For example the latter was dominat by the fear of scarcity, the fear of loss of stability and the pursuit of petty-bourgeois luxury from friendly republics – Yugoslav floor lamps, Romanian walls and Czechoslovak crockery. With the advent of zero in Russia, they start talking about demonstrative luxury among the wealthy segments of the population. But ordinary residents also sought to buy new things, keeping old phones, boots and dresses that had serv their time. “The same Komsomolskaya Pravda, which now sings of rubber boots, wrote in Soviet times that wanting jeans is immorality, materialism, mining and so on.
The myth of a new cultural everyday
Therefore the well-being that descend on us in the 2000s, it seems to me, was of a therapeutic nature. This part of us got out of the ghetto and at least a South Korea Phone Numbers List little bit, damn it, “walk on Louboutins,” psychologist Lyudmila Petranovskaya said in an interview. At the same time, life” has taken root in modern Russia. Culturologist and curator of ucational projects Olga Rubtsova explains that he has become a marker of a certain status of the new creative intelligentsia, hipsters and the creative class. Representatives of these groups notice the strangeness of the life of previous generations and ridicule the so-call.

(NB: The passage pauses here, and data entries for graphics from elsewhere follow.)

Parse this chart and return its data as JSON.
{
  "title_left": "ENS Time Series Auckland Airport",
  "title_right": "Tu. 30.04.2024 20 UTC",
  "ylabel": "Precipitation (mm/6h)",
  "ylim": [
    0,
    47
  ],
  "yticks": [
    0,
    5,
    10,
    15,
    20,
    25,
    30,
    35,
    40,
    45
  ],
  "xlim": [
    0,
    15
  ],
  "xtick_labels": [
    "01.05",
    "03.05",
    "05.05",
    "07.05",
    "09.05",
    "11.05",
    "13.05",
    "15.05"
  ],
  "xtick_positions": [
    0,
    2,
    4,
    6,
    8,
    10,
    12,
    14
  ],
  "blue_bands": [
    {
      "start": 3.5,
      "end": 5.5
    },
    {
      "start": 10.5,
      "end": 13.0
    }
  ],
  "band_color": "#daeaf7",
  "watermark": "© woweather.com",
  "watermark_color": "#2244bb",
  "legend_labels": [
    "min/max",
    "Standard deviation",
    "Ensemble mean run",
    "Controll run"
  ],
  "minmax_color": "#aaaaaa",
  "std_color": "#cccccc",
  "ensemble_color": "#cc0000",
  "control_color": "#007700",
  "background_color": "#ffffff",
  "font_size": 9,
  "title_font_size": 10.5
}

Children wear clothes for older siblings
Grandmother’s option dusty walls, puffy sofas, plastic flowers in vases and mezzanines, clogg with supplies for the winter and a balcony with a bicycle BT Lists and sls. While Russian millennials are getting rid of boring clothes, of forc and unreflect zero waste, families use fantasy to fit objects and furniture into a small living space, old people prepare pickles for the winter, housewives try to give a second life to things like plastic bags or cans (in the era of coronavirus, the latter came to disposable mical masks). Both now and in the 90s.